Айгир втянул носом воздух.

– Вкусно у тебя пахнет. Яишенка по рецепту Улы?

– Ага.

– А куска не осталось, а? Завтрак был уже давно. Есть хочу, боюсь до обеда не доживу.

– Прости, друг, не осталось, – деланно огорченно пожал плечами Микан. – Могу предложить тебе хлеба с маслом. Только за маслом нужно в погреб спускаться.

– Не надо. Лучше чаю себе налей… во вторую кружку. А то, видимо, из одной ты не напиваешься.

– Да. Спасибо…

– Ладно. Пойду. Передавай привет Мишке, когда будешь «не видеть» ее в следующий раз.
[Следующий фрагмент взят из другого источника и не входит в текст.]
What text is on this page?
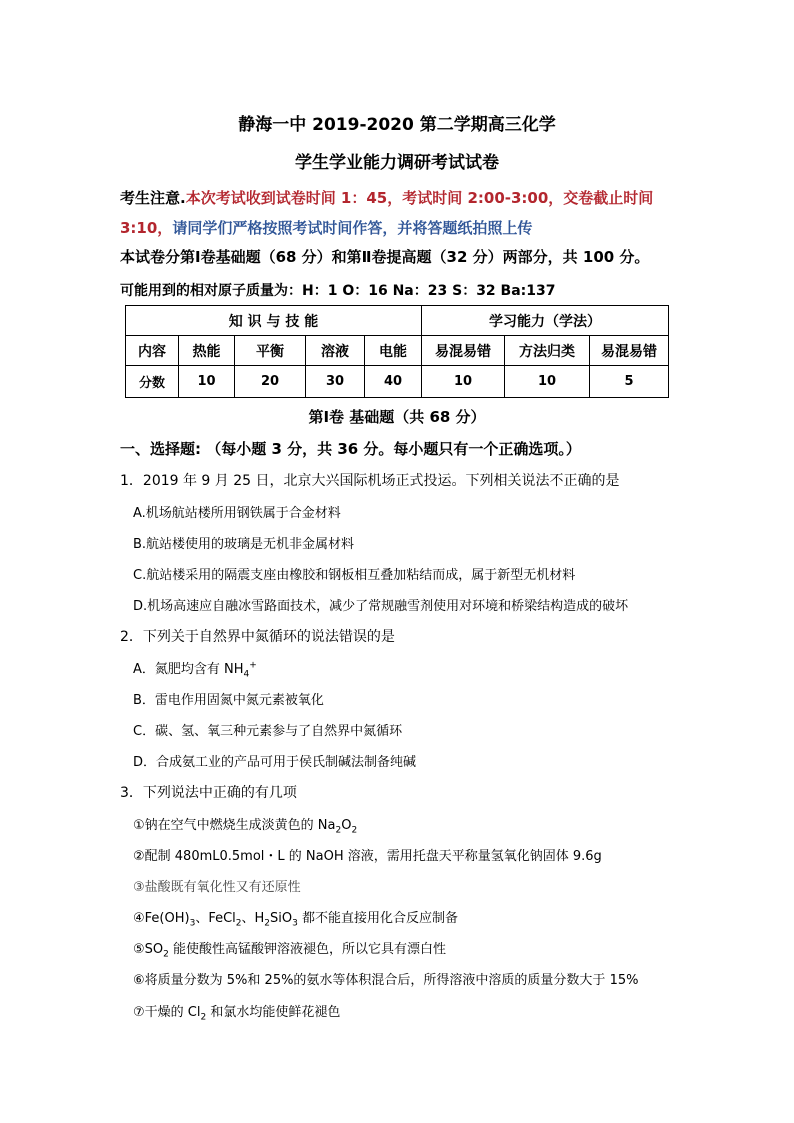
静海一中 2019-2020 第二学期高三化学
学生学业能力调研考试试卷
考生注意.本次考试收到试卷时间 1：45，考试时间 2:00-3:00，交卷截止时间 3:10，请同学们严格按照考试时间作答，并将答题纸拍照上传
本试卷分第Ⅰ卷基础题（68 分）和第Ⅱ卷提高题（32 分）两部分，共 100 分。
可能用到的相对原子质量为：H：1 O：16 Na：23 S：32 Ba:137
知 识 与 技 能					学习能力（学法）		
内容	热能	平衡	溶液	电能	易混易错	方法归类	易混易错
分数	10	20	30	40	10	10	5
第Ⅰ卷 基础题（共 68 分）
一、选择题: （每小题 3 分，共 36 分。每小题只有一个正确选项。）
1．2019 年 9 月 25 日，北京大兴国际机场正式投运。下列相关说法不正确的是
A.机场航站楼所用钢铁属于合金材料
B.航站楼使用的玻璃是无机非金属材料
C.航站楼采用的隔震支座由橡胶和钢板相互叠加粘结而成，属于新型无机材料
D.机场高速应自融冰雪路面技术，减少了常规融雪剂使用对环境和桥梁结构造成的破坏
2．下列关于自然界中氮循环的说法错误的是
A．氮肥均含有 $NH_4^+$
B．雷电作用固氮中氮元素被氧化
C．碳、氢、氧三种元素参与了自然界中氮循环
D．合成氨工业的产品可用于侯氏制碱法制备纯碱
3．下列说法中正确的有几项
①钠在空气中燃烧生成淡黄色的 $Na_2O_2$
②配制 480mL0.5mol・L 的 NaOH 溶液，需用托盘天平称量氢氧化钠固体 9.6g
③盐酸既有氧化性又有还原性
$④Fe(OH)_3$、FeCl$_2$、$H_2SiO_3$ 都不能直接用化合反应制备
$⑤SO_2$ 能使酸性高锰酸钾溶液褪色，所以它具有漂白性
⑥将质量分数为 5%和 25%的氨水等体积混合后，所得溶液中溶质的质量分数大于 15%
⑦干燥的 $Cl_2$ 和氯水均能使鲜花褪色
– Обязательно передам, – Микан отчаянно пытался сохранить серьезное лицо. Из-за кресла незаметно вытянулась загорелая Мишкина рука и крепко ущипнула его за задницу.

Айгир ушел. Микан, уже не сдерживая смех, вытянул Мишку из ее укрытия и усадил на широкую спинку кресла. Все еще улыбаясь, он подошел ближе. Почти вплотную.

– Он все понял, да?

– Кажется, да. Тебя это беспокоит?

– Еще как! Он же выдаст меня Уле. Она хочет сшить мне еще одно платье. У них с Найрани заговор против меня.

– Не надо платья… Моя рубашка идет тебе больше. Могу предоставить тебе убежище и снабдить рубашками…

– Что ты делаешь? – зачем-то спросила Мишка, чувствуя, как по телу разливается огонь предвкушения.

– Передаю тебе привет, – стягивая с нее рубаху через голову, шепнул Микан. – Такой большой и горячий приветище.

– М-м-м!


Мишка проснулась в кровати одна. Подушка рядом с ней еще хранила отпечаток головы Микана. На краю кровати лежал сброшенный небрежно халат. Самого хозяина халата в комнате не было.

Медведица прислушалась. В соседней комнате творилось какое-то действо. Микан ходил по дому, что-то носил, переставлял. Лязгнули пару раз петли печной заслонки.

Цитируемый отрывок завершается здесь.